- Education: Monash University
- Occupation: Journalist
- Website: Annika Smethurst on X

= Annika Smethurst =

Australian journalist

Annika Smethurst is an Australian journalist. She is the state political editor for The Age newspaper in Melbourne.

==Early life and education==
Smethurst graduated from Girton Grammar School in Bendigo, Victoria in 2005. She studied journalism and international studies at Monash University, beginning her degree in 2007 and completing her honours thesis in journalism in 2010. She spent a semester of her degree at Bishop's University in Quebec, Canada.

==Career==
After graduating in 2010, Smethurst began a traineeship with News Corp Australia.

In 2012, while a reporter at the Bendigo Weekly, Smethurst played an important role covering the Jill Meagher missing person case and homicide investigation. Smethurst lived close to Meagher's house at the time and said that covering the story was difficult for her.

In June 2012, Smethurst joined the Herald Sun reporting team. In 2013, Smethurst and her colleagues, James Campbell, Matt Johnston, Michelle Ainsworth and Mitchell Toy, were nominated for a Walkley Award for their investigation into the back-room dealings of the office of the then Victorian premier Ted Baillieu, which exposed secret conversations between the premier's chief of staff and Tristan Weston, an adviser to the deputy premier Peter Ryan.

Smethurst joined the Herald Suns Canberra team in 2015. In December 2015, she won the 2015 Walkley Award for All Media Scoop of the Year for her investigation of the "Choppergate" expenses scandal involving Bronwyn Bishop's inappropriate use of parliamentary travel entitlements. She also won two Melbourne Press Club Quill Awards for her work on Choppergate.

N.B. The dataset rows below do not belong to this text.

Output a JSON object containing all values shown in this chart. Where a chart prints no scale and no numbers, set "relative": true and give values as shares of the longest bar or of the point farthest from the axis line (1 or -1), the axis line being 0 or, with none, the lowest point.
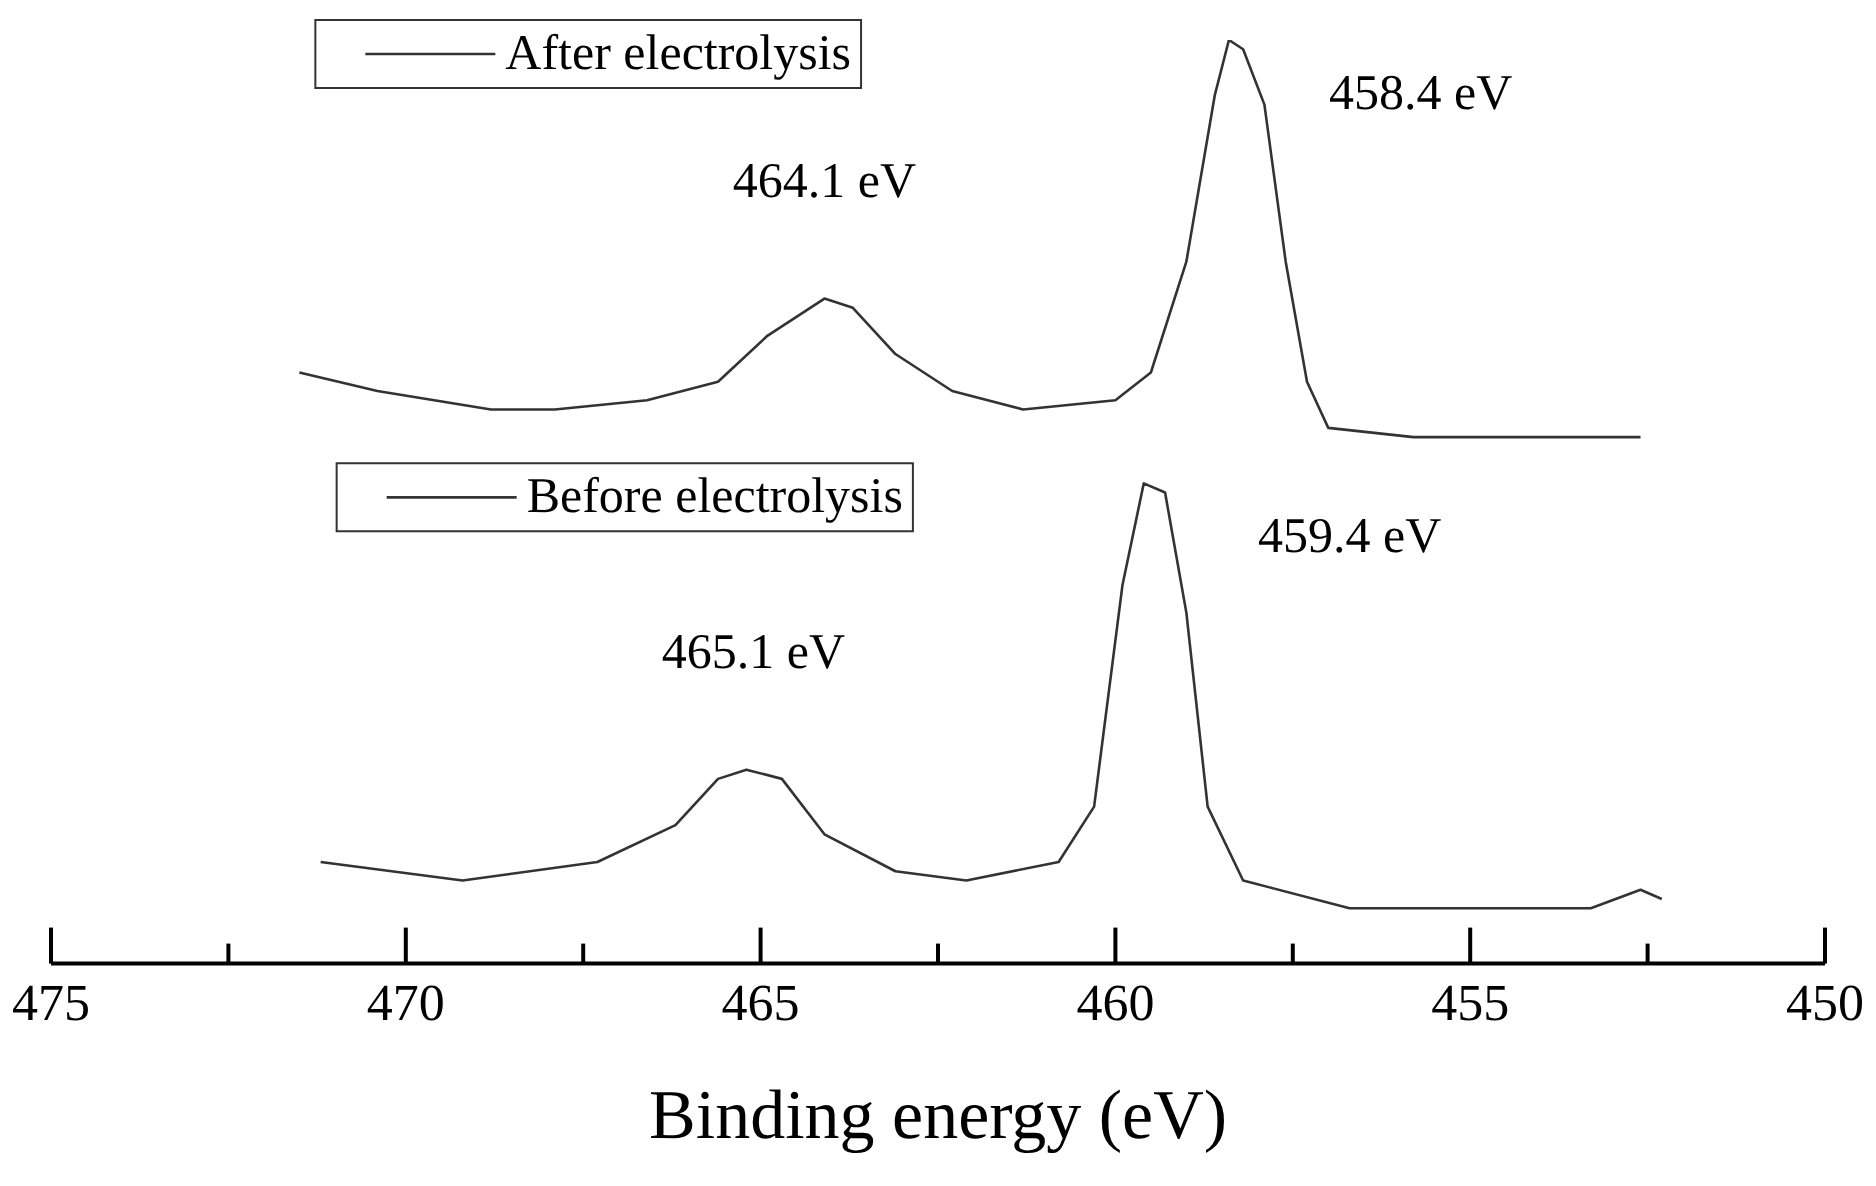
{
  "chart_data": {
    "type": "line",
    "xlabel": "Binding energy (eV)",
    "relative": true,
    "xlim": [
      475,
      450
    ],
    "xticks": [
      475,
      {
        "value": 472.5,
        "label": null
      },
      470,
      {
        "value": 467.5,
        "label": null
      },
      465,
      {
        "value": 462.5,
        "label": null
      },
      460,
      {
        "value": 457.5,
        "label": null
      },
      455,
      {
        "value": 452.5,
        "label": null
      },
      450
    ],
    "grid": false,
    "legend": "top left",
    "marker": "none",
    "line_style": "solid",
    "tick_labels": "x",
    "series": [
      {
        "name": "After electrolysis",
        "color": "#333333",
        "x": [
          471.5,
          470.4,
          468.8,
          467.9,
          466.6,
          465.6,
          464.9,
          464.1,
          463.7,
          463.1,
          462.3,
          461.3,
          460.0,
          459.5,
          459.0,
          458.6,
          458.4,
          458.2,
          457.9,
          457.6,
          457.3,
          457.0,
          455.8,
          453.9,
          452.6
        ],
        "values": [
          0.64,
          0.62,
          0.6,
          0.6,
          0.61,
          0.63,
          0.68,
          0.72,
          0.71,
          0.66,
          0.62,
          0.6,
          0.61,
          0.64,
          0.76,
          0.94,
          1,
          0.99,
          0.93,
          0.76,
          0.63,
          0.58,
          0.57,
          0.57,
          0.57
        ]
      },
      {
        "name": "Before electrolysis",
        "color": "#333333",
        "x": [
          471.2,
          469.2,
          467.3,
          466.2,
          465.6,
          465.2,
          464.7,
          464.1,
          463.1,
          462.1,
          460.8,
          460.3,
          459.9,
          459.6,
          459.3,
          459.0,
          458.7,
          458.2,
          456.7,
          455.2,
          453.3,
          452.6,
          452.3
        ],
        "values": [
          0.11,
          0.09,
          0.11,
          0.15,
          0.2,
          0.21,
          0.2,
          0.14,
          0.1,
          0.09,
          0.11,
          0.17,
          0.41,
          0.52,
          0.51,
          0.38,
          0.17,
          0.09,
          0.06,
          0.06,
          0.06,
          0.08,
          0.07
        ]
      }
    ],
    "annotations": [
      {
        "text": "464.1 eV",
        "x": 464.1,
        "y": 0.72
      },
      {
        "text": "458.4 eV",
        "x": 458.4,
        "y": 1
      },
      {
        "text": "465.1 eV",
        "x": 465.1,
        "y": 0.21
      },
      {
        "text": "459.4 eV",
        "x": 459.4,
        "y": 0.52
      }
    ]
  }
}
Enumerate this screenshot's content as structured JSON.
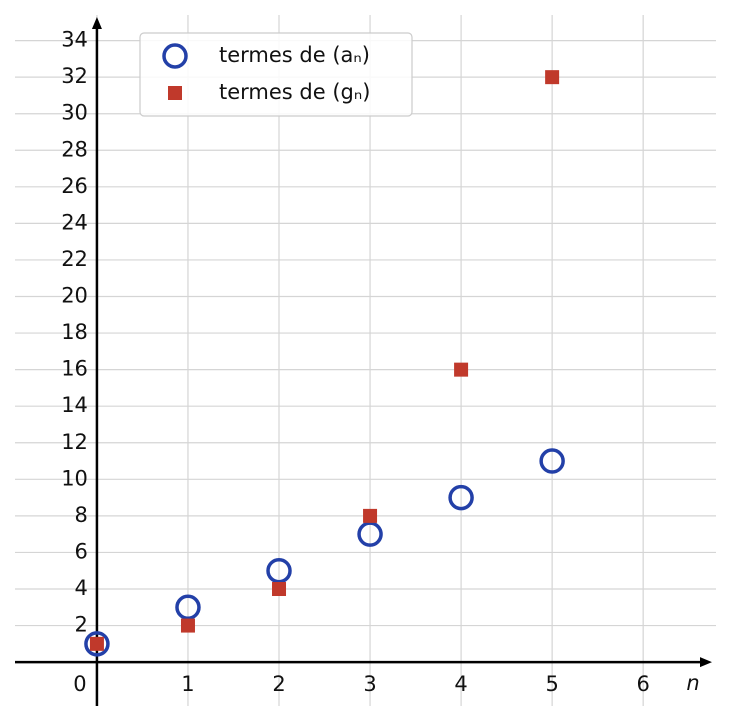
{
  "chart_data": {
    "type": "scatter",
    "x_label": "n",
    "x": [
      0,
      1,
      2,
      3,
      4,
      5
    ],
    "series": [
      {
        "name": "termes de (aₙ)",
        "color": "#2340a8",
        "marker": "circle",
        "values": [
          1,
          3,
          5,
          7,
          9,
          11
        ]
      },
      {
        "name": "termes de (gₙ)",
        "color": "#c0392b",
        "marker": "square",
        "values": [
          1,
          2,
          4,
          8,
          16,
          32
        ]
      }
    ],
    "xlim": [
      -0.9,
      6.8
    ],
    "ylim": [
      -2.4,
      35.4
    ],
    "xticks": [
      0,
      1,
      2,
      3,
      4,
      5,
      6
    ],
    "yticks": [
      2,
      4,
      6,
      8,
      10,
      12,
      14,
      16,
      18,
      20,
      22,
      24,
      26,
      28,
      30,
      32,
      34
    ],
    "grid": true,
    "legend": "upper left"
  }
}
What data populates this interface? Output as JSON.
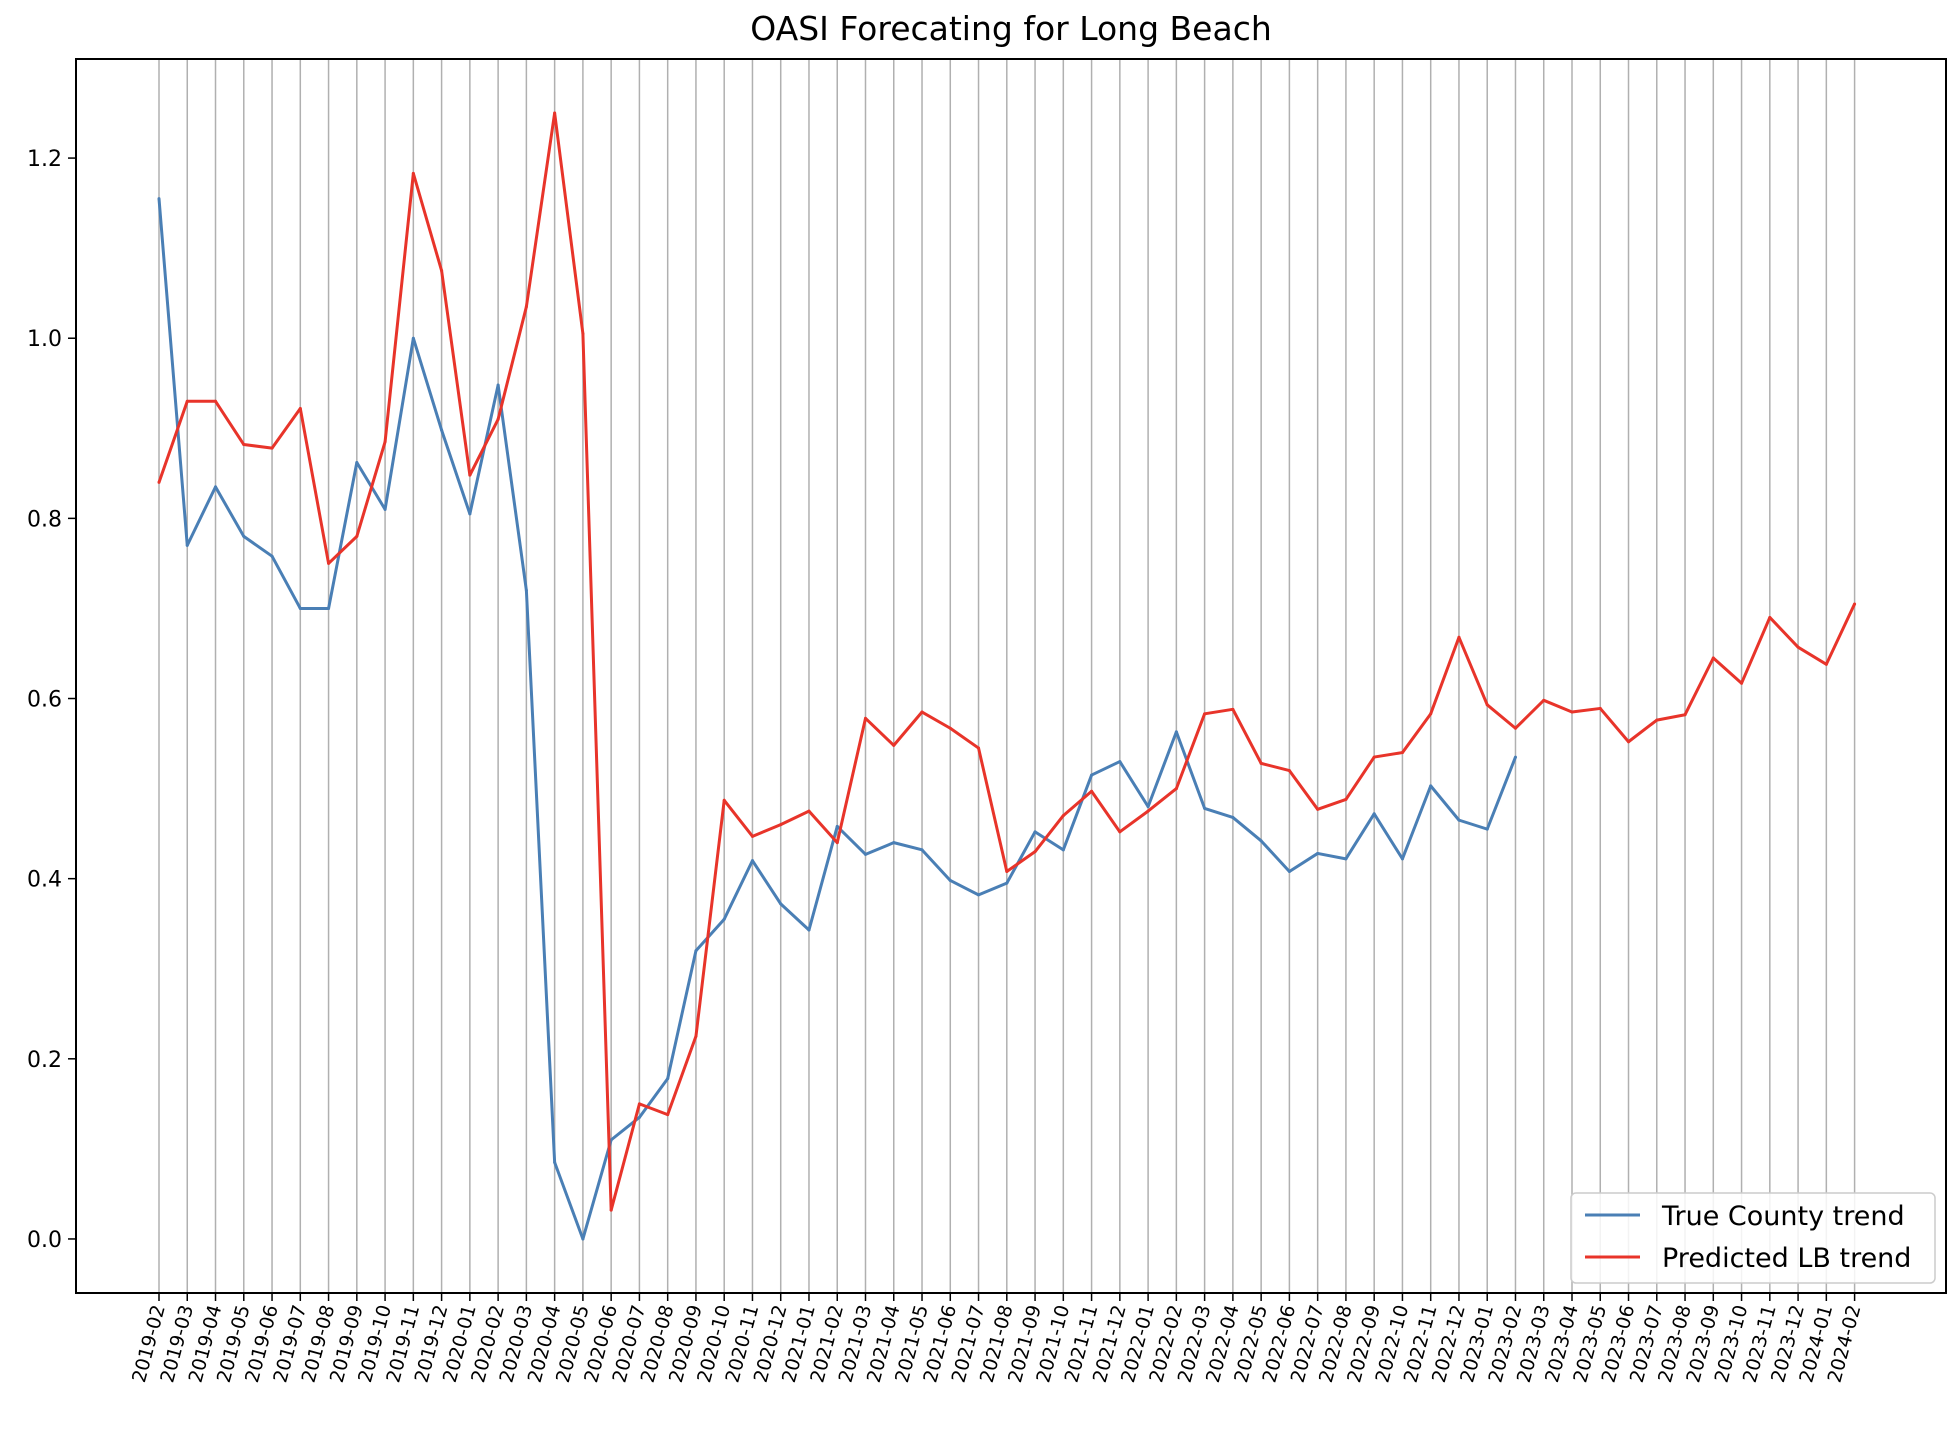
{
  "chart_data": {
    "type": "line",
    "title": "OASI Forecating for Long Beach",
    "xlabel": "",
    "ylabel": "",
    "ylim": [
      -0.06,
      1.31
    ],
    "y_ticks": [
      0.0,
      0.2,
      0.4,
      0.6,
      0.8,
      1.0,
      1.2
    ],
    "y_tick_labels": [
      "0.0",
      "0.2",
      "0.4",
      "0.6",
      "0.8",
      "1.0",
      "1.2"
    ],
    "grid": "vertical",
    "legend_position": "lower-right",
    "categories": [
      "2019-02",
      "2019-03",
      "2019-04",
      "2019-05",
      "2019-06",
      "2019-07",
      "2019-08",
      "2019-09",
      "2019-10",
      "2019-11",
      "2019-12",
      "2020-01",
      "2020-02",
      "2020-03",
      "2020-04",
      "2020-05",
      "2020-06",
      "2020-07",
      "2020-08",
      "2020-09",
      "2020-10",
      "2020-11",
      "2020-12",
      "2021-01",
      "2021-02",
      "2021-03",
      "2021-04",
      "2021-05",
      "2021-06",
      "2021-07",
      "2021-08",
      "2021-09",
      "2021-10",
      "2021-11",
      "2021-12",
      "2022-01",
      "2022-02",
      "2022-03",
      "2022-04",
      "2022-05",
      "2022-06",
      "2022-07",
      "2022-08",
      "2022-09",
      "2022-10",
      "2022-11",
      "2022-12",
      "2023-01",
      "2023-02",
      "2023-03",
      "2023-04",
      "2023-05",
      "2023-06",
      "2023-07",
      "2023-08",
      "2023-09",
      "2023-10",
      "2023-11",
      "2023-12",
      "2024-01",
      "2024-02"
    ],
    "series": [
      {
        "name": "True County trend",
        "color": "#4a7fb5",
        "values": [
          1.155,
          0.77,
          0.835,
          0.78,
          0.758,
          0.7,
          0.7,
          0.862,
          0.81,
          1.0,
          0.898,
          0.805,
          0.948,
          0.72,
          0.085,
          0.0,
          0.11,
          0.135,
          0.178,
          0.32,
          0.355,
          0.42,
          0.372,
          0.343,
          0.458,
          0.427,
          0.44,
          0.432,
          0.398,
          0.382,
          0.395,
          0.452,
          0.432,
          0.515,
          0.53,
          0.48,
          0.563,
          0.478,
          0.468,
          0.442,
          0.408,
          0.428,
          0.422,
          0.472,
          0.422,
          0.503,
          0.465,
          0.455,
          0.535,
          null,
          null,
          null,
          null,
          null,
          null,
          null,
          null,
          null,
          null,
          null,
          null
        ]
      },
      {
        "name": "Predicted LB trend",
        "color": "#e8342a",
        "values": [
          0.84,
          0.93,
          0.93,
          0.882,
          0.878,
          0.922,
          0.75,
          0.78,
          0.885,
          1.183,
          1.075,
          0.848,
          0.91,
          1.035,
          1.25,
          1.005,
          0.032,
          0.15,
          0.138,
          0.225,
          0.487,
          0.447,
          0.46,
          0.475,
          0.44,
          0.578,
          0.548,
          0.585,
          0.567,
          0.545,
          0.408,
          0.43,
          0.47,
          0.497,
          0.452,
          0.475,
          0.5,
          0.583,
          0.588,
          0.528,
          0.52,
          0.477,
          0.488,
          0.535,
          0.54,
          0.583,
          0.668,
          0.593,
          0.567,
          0.598,
          0.585,
          0.589,
          0.552,
          0.576,
          0.582,
          0.645,
          0.617,
          0.69,
          0.657,
          0.638,
          0.705
        ]
      }
    ]
  }
}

In 2017, Smethurst won her second Walkley Award, also in the Scoop of the Year category, for her story about taxpayer-funded trips to the Gold Coast made by Sussan Ley MP, to buy a flat. Ley was forced to resign as Health Minister as a result of the scandal.

In 2020, her book, On Secrets, was published by Hachette.

===Espionage exclusive and AFP raid===
On 4 June 2019, the Australian Federal Police raided Smethurst's home over a story she published in 2018. She had been reporting on "alleged plans to allow greater surveillance of Australian citizens", with agents searching her computer, phone, and home. At the time of the raid, she was the political editor of Sydney's The Sunday Telegraph. In her original report in April 2018, she "revealed top secret emails between Department of Home Affairs Secretary Mike Pezzullo and Department of Defence Secretary Greg Moriarty, discussing a plan to allow the cyber spy agency to snoop on Australian citizens". A "tepid" response to the raid, which included going through her cookbooks and underwear, from the prime minister resulted in criticism from the press and organisations such as the Australian Lawyers Alliance. News Corp called it a "dangerous act of intimidation". The AFP confirmed the raid was not only to uncover her source, but to potentially look into Smethurst and News Corp as targets for a criminal charge.

On 15 April 2020, the High Court of Australia ruled that the search warrant used in the raid was invalid.

On 27 May 2020 the AFP announced that Smethurst would not be charged over her stories that "...relied on classified intelligence documents".